Mais il pouvait voir toute la salle?
S’il y avait eu suffisamment de caméras oui, mais dans ce cas précis nous n’en avions placé que deux. La multiplication des caméras pose deux problèmes. Le premier est un problème de ressources, une seule personne ne peut pas opérer la totalité de l’environnement. Le second est un souci d’aménagement de la salle, nous ne pouvons souvent pas arrangé la lumière et les sources sonores comme nous le souhaiterions. En fait, lorsqu’une demande est faite, nous essayons de nous fondre dans l’environnement existant afin de ne pas perturber le déroulement de la séance et de rendre l’opération la plus naturelle possible.

On pourrait imaginer tourner un film comme ça?
Pas vraiment, car la définition des images transmises ne sont pas d’une qualité suffisante. On s’en approche malgré tout de manière impressionnante, et si on compare la visioconférence avec les efforts financiers et techniques auparavant nécessaire pour communiquer par voie de satellite, on se rend bien compte de l’évolution qu’il y a eu lieu dans le domaine.

Combien facturez-vous ces retransmissions?
Nos prix sont très compétitifs, puisque nous facturons 200 $ la session pour une visioconférence simple, c’est-à-dire avec un seul site distant. D’ailleurs, de nombreuses organisations utilisent nos services. Un peu moins maintenant vu la diminution des coûts du matériel. Mais malgré tout lorsqu’il faut organiser une session multi-site, nous intervenons à chaque fois.

Comment doit on faire si l’on veut organiser une visioconférence?
Rien de plus simple. Il existe sur l’Intranet de l’ONUG un emplacement qui donne la liste des plages horaires disponibles et un formulaire à remplir pour faire une réservation. On peut aussi s’enregistrer en allant sur notre portail http://telecom.unog.ch; menu « Conferencing ». Des informations concernant nos services en général y sont aussi disponibles.

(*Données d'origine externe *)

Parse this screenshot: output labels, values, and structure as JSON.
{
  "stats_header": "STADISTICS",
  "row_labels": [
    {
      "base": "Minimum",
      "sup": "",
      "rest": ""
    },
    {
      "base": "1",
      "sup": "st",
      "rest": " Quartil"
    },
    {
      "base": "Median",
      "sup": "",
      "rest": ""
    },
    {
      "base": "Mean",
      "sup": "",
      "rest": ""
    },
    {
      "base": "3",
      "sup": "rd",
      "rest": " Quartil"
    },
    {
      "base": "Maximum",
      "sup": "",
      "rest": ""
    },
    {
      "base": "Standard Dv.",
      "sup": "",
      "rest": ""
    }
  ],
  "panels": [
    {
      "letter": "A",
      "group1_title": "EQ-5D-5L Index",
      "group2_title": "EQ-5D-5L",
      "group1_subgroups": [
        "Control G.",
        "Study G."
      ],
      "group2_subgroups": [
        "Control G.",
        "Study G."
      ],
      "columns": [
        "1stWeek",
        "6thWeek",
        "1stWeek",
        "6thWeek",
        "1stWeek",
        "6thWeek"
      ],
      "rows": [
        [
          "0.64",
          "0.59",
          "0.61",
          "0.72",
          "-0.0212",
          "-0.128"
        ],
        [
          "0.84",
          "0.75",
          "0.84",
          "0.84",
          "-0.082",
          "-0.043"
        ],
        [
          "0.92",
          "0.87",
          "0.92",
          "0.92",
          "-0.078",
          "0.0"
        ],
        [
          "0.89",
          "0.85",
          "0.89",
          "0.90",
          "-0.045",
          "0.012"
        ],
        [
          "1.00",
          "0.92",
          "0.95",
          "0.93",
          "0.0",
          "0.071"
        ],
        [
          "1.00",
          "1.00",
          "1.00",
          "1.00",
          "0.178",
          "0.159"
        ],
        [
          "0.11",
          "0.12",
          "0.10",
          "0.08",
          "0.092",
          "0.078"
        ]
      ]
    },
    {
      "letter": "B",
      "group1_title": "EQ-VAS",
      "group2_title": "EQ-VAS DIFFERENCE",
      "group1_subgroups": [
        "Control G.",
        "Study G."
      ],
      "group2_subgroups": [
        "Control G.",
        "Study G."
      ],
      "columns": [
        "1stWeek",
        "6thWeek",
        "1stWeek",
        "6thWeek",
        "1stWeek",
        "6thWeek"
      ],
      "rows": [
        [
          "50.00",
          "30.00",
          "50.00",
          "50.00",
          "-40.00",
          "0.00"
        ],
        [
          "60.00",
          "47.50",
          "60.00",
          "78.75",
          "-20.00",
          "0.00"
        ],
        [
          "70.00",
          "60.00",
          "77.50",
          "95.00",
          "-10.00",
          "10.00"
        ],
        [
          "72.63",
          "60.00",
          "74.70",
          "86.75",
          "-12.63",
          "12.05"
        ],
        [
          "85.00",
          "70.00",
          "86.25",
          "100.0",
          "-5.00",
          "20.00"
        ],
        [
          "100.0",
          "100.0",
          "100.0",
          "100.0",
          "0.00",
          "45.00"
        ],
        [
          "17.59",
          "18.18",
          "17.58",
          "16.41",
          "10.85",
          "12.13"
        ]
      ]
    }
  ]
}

Est-ce que l’on pourrait imaginer faire des visioconférences par Internet?
C’est assez difficile actuellement. Tout d’abord, à cause de la lenteur de la transmission. Les connexions Internet ne sont actuellement pas suffisamment fiables et stables pour le faire. Mais dans un avenir plus ou moins proche cela devrait être possible, dès lors on franchira une étape supplémentaire.

Quelle est la prochaine étape?
C’est de multiplier ces systèmes pour les installer dans les bureaux eux-mêmes. Ainsi, vous n’aurez plus besoin de quitter votre bureau pour vous rendre à une réunion. Cela ne veut pas dire que je fais la promotion de cette approche tout azimut mais je pense qu’à nouveau ce sont les utilisateurs qui trouveront la manière efficace d’utiliser ce moyen de communication innovateur. Si je veux faire une analogie, je prendrais le cas du téléphone portable qui malgré de nombreux détracteurs a pris la place que l’on connaît maintenant. La visioconférence est un outil et c’est à celui qui l’utilise de le faire à bon escient.

C’est de la science fiction?
Non, c’est pour bientôt !

Interview par Jean Michel Jakobowicz.